Nach Angaben der Vereinten Nationen kamen in der Ukraine wegen des Kriegs zudem bislang mindestens 10 000 Zivilisten ums Leben.
Zweiter Jahrestag des Angriffs: Berlin, Brüssel und G7 solidarisch
Zum zweiten Jahrestag der russischen Invasion verstärkt Deutschland die humanitäre Wiederaufbauhilfe für die Ukraine, wie Außenministerin Annalena Baerbock am Sonntag beim Besuch der Stadt Mykolajiw im Süden des Landes mitteilte. Der russische Präsident Wladimir "Putin will dieses Land zermürben. Und genau das lassen wir nicht zu. Weder militärisch noch wirtschaftlich noch humanitär", sagte die Grünen-Politikerin.

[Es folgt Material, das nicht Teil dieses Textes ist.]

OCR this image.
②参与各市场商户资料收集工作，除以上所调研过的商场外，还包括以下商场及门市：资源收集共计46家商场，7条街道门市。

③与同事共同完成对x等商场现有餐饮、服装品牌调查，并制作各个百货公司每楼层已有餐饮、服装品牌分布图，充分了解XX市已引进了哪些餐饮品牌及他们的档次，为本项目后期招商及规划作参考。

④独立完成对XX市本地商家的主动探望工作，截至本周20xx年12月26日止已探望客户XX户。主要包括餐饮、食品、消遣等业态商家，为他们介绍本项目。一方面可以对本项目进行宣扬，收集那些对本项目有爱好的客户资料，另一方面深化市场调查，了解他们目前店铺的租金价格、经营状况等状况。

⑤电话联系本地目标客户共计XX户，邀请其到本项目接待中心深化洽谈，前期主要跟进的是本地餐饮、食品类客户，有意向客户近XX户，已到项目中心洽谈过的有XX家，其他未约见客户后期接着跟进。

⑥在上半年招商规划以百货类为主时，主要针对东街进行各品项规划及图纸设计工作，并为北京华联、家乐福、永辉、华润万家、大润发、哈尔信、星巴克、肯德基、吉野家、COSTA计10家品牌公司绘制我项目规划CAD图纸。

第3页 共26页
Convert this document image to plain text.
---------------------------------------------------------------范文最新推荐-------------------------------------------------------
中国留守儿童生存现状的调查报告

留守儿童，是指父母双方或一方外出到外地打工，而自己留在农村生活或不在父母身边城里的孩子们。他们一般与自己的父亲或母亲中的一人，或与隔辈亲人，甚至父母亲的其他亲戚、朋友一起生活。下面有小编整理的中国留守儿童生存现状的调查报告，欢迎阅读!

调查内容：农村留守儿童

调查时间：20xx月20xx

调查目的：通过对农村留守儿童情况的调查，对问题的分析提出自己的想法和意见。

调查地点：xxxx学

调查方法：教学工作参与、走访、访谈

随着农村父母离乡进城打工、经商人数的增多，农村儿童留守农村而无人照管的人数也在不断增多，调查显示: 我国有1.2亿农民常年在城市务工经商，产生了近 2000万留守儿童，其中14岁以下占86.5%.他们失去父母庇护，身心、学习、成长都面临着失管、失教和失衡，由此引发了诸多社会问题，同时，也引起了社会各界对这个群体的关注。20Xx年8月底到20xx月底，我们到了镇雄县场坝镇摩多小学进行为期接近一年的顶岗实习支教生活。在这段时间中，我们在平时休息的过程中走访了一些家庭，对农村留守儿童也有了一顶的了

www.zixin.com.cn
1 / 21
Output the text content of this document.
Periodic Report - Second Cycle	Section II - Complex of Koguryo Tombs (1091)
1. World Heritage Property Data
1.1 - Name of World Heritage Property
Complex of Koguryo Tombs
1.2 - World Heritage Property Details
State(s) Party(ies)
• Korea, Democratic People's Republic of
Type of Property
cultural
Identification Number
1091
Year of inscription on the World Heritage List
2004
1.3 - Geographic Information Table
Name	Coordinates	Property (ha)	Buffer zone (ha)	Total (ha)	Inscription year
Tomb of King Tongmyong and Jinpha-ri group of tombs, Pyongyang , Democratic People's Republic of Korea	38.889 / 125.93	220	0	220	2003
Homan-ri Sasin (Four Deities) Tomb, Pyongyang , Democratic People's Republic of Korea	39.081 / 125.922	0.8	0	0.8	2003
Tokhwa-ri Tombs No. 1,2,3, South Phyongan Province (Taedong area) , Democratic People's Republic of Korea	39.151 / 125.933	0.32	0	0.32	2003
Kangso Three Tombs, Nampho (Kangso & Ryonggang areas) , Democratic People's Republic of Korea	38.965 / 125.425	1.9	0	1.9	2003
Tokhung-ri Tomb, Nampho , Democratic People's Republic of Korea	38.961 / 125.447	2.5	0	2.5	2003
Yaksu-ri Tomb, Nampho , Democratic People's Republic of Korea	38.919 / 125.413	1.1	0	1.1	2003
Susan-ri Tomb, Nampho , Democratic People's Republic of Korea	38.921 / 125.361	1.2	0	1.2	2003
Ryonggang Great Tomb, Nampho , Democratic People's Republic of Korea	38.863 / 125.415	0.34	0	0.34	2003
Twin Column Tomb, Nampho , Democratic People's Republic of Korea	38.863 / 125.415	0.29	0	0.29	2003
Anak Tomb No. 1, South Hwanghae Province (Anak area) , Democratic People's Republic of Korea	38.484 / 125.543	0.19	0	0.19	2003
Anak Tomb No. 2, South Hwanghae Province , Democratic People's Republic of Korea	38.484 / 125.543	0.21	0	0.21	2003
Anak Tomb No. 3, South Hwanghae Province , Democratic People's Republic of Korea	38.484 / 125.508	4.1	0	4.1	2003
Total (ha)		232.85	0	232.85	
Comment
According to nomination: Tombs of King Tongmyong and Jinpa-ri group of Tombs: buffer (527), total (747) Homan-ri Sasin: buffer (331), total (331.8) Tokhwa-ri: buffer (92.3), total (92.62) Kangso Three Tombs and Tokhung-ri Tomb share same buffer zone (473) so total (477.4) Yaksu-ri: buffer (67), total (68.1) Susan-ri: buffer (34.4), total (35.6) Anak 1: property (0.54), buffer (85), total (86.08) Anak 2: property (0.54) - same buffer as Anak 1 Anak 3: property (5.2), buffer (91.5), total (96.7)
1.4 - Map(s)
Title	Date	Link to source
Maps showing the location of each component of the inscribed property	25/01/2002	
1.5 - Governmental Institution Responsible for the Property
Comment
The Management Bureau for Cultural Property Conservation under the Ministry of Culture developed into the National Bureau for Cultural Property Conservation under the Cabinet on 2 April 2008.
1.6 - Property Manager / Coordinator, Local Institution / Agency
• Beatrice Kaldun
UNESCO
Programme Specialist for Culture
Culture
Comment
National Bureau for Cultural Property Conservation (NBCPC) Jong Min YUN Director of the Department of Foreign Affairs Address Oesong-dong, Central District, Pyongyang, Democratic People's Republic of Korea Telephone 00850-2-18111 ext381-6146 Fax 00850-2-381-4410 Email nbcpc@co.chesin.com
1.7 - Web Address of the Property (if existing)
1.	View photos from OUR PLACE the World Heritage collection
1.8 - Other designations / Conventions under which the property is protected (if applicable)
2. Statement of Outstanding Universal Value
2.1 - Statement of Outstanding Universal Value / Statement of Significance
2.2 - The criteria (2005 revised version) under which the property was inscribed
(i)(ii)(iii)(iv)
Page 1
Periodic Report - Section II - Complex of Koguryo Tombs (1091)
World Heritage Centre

Die Bundesregierung stockt nach ihren Angaben die humanitäre Hilfe um weitere 100 Millionen Euro auf etwa eine Milliarde Euro auf, um der Ukraine zu helfen, die Wasserversorgung, Krankenhäuser und Wohnhäuser wieder aufzubauen. "Putins Terror geht hier jeden Tag weiter", sagte die Ministerin. "Aber die Menschen hier in der Ukraine machen deutlich: Kein Tag, kein Angriff wird ihren Überlebenskampf zerstören können." Daher sei es wichtig, "dass wir nicht nur unsere militärische Hilfe zur Selbstverteidigung, zur Befreiung von Dörfern fortsetzen". Im Juni plant die Bundesregierung dafür in Berlin eine internationale Wiederaufbaukonferenz.
Deutschland, die Europäische Union und die G7-Runde führender demokratischer Wirtschaftsnationen versicherten der Ukraine zum zweiten Jahrestag der russischen Invasion ihre Solidarität und riefen Moskau zum sofortigen Ende des Kriegs auf. Neben EU-Kommissionschefin Ursula von der Leyen war zum Jahrestag auch die italienische Ministerpräsidentin Giorgia Meloni als G7-Vorsitzende nach Kiew gereist. Der G7 gehören neben Deutschland und den USA auch Italien, Frankreich, Kanada, Japan und Großbritannien an.
Deutsches Unternehmen hilft bei Meerwasserentsalzung
In dem von Baerbock besichtigten und von einem Berliner Unternehmen in Mykolajiw gebauten und solar betriebenen Wasserwerk wird Meerwasser entsalzt. Durch die Installation von fünf solcher Anlagen werden täglich 1000 Kubikmeter Wasser produziert und 200 000 Menschen versorgt - etwa die Hälfte der Bevölkerung. Durch den Einsatz von Solarenergie soll das mit deutschen Entwicklungsgeldern mitfinanzierte Projekt nach Angaben des Auswärtigen Amts im Vergleich zur Stromerzeugung per Dieselgenerator mehr als 1500 Liter Diesel und vier Tonnen CO₂ pro Tag einsparen.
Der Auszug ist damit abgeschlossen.